The International Monetary Fund (IMF) has reduced its forecast economic growth for Botswana this year to 3.5 percent from 3.9 percent, citing the subdued outlook for commodity prices and the impact of global trade tensions.
The IMF’s downward revision flies in the face of government’s own positive expectations for 2019 growth, as seen in a recent upward adjustment of the outlook from 4.2 percent to 4.3 percent.
Government said the higher output would be led by non-mining, specifically the services sector while ongoing structural reforms such as improving the ease of doing business would support the growth.
However, in its latest update of the World Economic Outlook (WEO) released on Tuesday, IMF researchers generally effected similar downward revisions for other emerging market and developing countries linking this, in part, to global trade and domestic policy uncertainties.
The Bretton Woods institute also cut the global growth forecast down to three percent, the lowest since the global financial crisis, citing geopolitical uncertainties, rising trade barriers and other factors.
The WEO is the world’s most authoritative research analysis on global economic trends, threats and forecasts, covering the IMF’s 189 member states, which include Botswana.

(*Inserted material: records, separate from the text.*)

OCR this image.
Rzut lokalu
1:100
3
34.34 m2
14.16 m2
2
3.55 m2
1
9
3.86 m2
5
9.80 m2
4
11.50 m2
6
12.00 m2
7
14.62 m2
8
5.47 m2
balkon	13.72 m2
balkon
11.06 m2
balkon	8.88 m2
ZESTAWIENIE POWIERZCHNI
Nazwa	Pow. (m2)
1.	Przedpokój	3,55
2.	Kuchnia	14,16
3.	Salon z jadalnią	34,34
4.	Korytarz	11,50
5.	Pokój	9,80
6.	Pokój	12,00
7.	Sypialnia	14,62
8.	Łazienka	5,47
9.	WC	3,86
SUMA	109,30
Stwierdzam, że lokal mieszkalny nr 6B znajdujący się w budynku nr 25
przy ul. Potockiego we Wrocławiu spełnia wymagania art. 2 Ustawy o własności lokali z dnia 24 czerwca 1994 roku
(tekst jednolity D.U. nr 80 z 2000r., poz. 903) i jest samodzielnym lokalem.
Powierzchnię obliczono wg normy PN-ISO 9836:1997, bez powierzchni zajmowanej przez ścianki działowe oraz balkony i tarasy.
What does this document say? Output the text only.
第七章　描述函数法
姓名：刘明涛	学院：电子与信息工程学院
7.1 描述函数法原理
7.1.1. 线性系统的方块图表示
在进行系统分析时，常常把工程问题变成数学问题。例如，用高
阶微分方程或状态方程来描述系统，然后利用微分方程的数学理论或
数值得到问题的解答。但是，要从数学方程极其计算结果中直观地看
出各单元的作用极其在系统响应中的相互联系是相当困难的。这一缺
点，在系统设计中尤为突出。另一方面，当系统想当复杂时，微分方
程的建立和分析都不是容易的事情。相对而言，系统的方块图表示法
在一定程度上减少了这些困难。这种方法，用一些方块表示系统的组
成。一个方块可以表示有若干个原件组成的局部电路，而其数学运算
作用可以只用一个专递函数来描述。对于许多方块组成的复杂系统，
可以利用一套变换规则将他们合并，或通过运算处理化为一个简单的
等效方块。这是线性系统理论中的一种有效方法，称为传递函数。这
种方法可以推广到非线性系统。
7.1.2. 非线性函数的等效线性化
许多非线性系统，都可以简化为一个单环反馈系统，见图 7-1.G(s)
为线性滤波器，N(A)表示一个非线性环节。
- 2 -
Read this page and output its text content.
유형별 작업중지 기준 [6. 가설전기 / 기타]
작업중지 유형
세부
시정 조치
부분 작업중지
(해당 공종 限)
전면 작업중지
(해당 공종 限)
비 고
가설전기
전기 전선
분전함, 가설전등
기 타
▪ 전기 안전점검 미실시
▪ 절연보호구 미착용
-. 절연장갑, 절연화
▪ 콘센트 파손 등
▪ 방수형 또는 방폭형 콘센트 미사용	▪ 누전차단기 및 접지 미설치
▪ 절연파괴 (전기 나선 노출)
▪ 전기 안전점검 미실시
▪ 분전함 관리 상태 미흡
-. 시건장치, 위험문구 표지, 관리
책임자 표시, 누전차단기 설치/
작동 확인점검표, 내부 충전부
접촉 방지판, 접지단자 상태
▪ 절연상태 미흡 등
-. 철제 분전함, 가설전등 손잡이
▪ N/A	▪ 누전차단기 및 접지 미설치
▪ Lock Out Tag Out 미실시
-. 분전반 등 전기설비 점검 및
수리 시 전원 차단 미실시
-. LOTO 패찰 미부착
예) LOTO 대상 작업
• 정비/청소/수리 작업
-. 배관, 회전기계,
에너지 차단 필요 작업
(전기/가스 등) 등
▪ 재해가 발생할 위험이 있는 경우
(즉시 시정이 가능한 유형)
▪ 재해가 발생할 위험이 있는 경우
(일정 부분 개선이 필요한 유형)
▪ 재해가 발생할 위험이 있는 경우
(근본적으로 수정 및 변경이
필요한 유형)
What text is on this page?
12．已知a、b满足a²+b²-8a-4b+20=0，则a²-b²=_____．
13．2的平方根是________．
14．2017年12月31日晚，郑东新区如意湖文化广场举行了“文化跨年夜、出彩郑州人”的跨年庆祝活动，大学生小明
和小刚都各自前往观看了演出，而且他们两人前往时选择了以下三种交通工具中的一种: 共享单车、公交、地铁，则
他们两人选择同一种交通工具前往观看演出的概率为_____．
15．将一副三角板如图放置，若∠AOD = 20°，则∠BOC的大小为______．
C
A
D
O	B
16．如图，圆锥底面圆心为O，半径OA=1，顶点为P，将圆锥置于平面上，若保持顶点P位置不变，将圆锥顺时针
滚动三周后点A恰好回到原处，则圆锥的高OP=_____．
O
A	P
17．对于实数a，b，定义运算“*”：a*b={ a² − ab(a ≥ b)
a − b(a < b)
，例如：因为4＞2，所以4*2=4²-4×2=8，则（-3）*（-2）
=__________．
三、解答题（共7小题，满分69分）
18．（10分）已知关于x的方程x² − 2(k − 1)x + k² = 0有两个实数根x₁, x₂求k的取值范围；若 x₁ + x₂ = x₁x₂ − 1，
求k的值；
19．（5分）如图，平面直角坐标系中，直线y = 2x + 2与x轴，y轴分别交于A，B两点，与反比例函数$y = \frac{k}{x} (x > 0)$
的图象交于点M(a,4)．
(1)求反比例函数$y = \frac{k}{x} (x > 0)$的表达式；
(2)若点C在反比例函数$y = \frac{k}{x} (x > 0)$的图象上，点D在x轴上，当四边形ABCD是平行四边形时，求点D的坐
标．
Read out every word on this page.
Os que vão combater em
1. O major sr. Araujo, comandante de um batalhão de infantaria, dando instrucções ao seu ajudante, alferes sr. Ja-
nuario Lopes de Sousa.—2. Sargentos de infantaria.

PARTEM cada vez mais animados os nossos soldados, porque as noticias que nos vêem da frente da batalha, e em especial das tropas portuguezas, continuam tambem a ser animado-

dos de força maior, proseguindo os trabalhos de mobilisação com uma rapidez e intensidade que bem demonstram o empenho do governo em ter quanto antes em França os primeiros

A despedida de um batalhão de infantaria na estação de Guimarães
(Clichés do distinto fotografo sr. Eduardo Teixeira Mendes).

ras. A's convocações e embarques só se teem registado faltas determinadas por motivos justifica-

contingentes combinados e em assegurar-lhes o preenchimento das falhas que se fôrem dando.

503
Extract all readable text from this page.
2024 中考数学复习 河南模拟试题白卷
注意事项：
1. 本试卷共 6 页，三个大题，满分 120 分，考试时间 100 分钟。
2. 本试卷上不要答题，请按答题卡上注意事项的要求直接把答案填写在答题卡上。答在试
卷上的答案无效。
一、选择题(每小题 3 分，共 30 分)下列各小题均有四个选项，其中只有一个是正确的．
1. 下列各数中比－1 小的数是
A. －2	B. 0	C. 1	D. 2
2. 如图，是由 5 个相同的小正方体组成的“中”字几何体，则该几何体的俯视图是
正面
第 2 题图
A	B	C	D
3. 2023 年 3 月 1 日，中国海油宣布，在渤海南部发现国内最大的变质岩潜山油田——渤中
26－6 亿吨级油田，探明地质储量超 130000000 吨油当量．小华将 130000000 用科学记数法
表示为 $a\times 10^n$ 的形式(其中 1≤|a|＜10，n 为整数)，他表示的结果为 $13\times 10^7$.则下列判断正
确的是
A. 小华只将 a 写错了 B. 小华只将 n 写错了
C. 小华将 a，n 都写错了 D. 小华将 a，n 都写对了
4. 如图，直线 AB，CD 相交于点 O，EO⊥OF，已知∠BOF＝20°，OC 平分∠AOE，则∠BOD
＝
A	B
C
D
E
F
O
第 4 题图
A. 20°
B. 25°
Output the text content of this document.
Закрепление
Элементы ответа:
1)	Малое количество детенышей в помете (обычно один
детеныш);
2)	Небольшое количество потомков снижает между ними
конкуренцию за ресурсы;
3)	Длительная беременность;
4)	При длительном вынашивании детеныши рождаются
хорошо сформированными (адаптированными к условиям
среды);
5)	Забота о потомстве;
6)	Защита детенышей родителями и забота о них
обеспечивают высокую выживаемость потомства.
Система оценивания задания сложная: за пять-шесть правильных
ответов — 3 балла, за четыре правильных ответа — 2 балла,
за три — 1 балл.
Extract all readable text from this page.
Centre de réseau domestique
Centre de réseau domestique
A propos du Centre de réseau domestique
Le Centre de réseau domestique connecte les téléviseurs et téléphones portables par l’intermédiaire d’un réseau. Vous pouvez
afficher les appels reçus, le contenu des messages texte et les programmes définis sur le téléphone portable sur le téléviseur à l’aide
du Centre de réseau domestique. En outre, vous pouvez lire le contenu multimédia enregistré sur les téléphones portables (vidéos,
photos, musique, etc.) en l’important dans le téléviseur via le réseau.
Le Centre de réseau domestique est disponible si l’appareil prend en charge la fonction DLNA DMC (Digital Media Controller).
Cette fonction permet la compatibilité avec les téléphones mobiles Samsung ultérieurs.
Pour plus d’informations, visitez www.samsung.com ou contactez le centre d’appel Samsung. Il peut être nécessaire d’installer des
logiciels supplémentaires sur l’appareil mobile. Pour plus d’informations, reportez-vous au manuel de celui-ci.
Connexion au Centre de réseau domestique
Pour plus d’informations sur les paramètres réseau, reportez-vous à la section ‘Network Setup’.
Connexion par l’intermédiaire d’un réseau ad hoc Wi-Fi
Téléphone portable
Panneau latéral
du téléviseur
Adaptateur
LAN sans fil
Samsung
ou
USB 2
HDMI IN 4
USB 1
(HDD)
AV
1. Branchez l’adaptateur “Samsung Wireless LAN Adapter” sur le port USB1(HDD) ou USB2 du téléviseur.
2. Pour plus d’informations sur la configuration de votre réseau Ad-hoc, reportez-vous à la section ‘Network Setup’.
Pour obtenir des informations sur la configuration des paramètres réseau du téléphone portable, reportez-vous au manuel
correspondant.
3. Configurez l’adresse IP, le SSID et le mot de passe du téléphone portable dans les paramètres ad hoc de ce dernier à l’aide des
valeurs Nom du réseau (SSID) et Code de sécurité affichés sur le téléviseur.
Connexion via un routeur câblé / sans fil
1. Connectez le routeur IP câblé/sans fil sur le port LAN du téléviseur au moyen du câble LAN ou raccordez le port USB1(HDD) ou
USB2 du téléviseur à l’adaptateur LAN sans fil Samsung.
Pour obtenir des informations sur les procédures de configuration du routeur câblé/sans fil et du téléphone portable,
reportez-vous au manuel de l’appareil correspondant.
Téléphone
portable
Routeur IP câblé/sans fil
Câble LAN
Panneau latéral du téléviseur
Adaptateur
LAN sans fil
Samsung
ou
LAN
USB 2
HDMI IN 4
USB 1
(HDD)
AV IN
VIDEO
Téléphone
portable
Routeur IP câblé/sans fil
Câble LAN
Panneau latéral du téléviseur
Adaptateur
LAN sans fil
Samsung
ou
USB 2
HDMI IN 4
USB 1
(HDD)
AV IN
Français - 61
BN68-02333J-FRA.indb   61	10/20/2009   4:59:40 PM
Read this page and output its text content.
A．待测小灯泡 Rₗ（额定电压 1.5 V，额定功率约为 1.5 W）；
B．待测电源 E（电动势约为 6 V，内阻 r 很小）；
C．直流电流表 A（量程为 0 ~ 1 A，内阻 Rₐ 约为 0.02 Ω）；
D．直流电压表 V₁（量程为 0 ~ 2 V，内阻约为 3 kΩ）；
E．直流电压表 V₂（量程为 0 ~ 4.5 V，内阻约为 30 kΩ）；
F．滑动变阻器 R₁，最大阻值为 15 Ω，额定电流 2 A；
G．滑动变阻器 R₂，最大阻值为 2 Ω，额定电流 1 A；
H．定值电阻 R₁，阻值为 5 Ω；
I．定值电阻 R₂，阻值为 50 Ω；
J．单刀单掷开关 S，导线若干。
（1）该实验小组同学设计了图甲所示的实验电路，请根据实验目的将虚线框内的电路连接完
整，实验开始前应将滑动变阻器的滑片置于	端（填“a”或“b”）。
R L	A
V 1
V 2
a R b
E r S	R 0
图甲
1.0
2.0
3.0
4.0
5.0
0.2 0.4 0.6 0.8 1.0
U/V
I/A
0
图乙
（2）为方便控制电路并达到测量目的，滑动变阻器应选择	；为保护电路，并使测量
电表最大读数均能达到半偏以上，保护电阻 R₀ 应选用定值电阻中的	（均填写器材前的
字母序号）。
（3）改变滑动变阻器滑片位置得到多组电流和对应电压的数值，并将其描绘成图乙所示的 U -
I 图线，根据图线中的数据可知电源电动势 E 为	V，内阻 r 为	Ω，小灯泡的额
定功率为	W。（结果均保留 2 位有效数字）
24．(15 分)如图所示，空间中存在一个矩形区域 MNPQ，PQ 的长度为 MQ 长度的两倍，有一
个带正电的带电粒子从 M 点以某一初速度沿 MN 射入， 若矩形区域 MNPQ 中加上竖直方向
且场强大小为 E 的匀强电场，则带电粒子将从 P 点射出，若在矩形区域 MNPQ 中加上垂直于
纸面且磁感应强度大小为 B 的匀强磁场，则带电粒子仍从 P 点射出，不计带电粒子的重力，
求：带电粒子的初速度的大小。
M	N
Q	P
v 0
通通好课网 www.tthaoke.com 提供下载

The IMF publishes the WEO twice a year, initially in April before a revision in October. Analysts believe the latest downward revision is linked to the weaker outlook for rough diamonds, which have experienced severe difficulties.
Thus far this year, De Beers’ rough diamond sales have encountered severe difficulties owing to high levels of inventory in the midstream, where manufacturers are also struggling to secure credit.
De Beers, which owns 50% of Debswana, has thus far recorded year to date sales of $3.21 billion compared to $5.39 billion and $5.31 billion by the same time in 2018 and 2017 respectively.
The Finance and Economic Development ministry has also warned of significant headwinds to both the budget and GDP as a result of the diamond downturn and its spillover onto other sectors.
IMF researchers said commodity-exporting developing economies such as Botswana were facing additional pressure on their public finances from the subdued outlook for commodity prices.
“Beyond placing public finances on a sustainable footing, economies in this group also need to diversify away from dependence on resource extraction and refining,” the WEO reads.
“Although country circumstances differ, policies to help achieve this broad goal include sound macroeconomic management, lifting of education quality and worker skills to encourage more broad-based labour force participation, investment to reduce infrastructure shortfalls, boosting of financial development and inclusion, strengthening of property rights, contract enforcement, and reduction of trade barriers to incentivise the entry of firms and private investment.”
The IMF’s latest forecast for Botswana is higher than the 2.8 percent average for middle-income sub-Saharan countries and the 3.2 percent average for sub-Saharan Africa.
Regionally, Malawi is expected to witness the highest growth in 2019 with 4.5 percent while Zimbabwe will contract the most at -7.1 percent.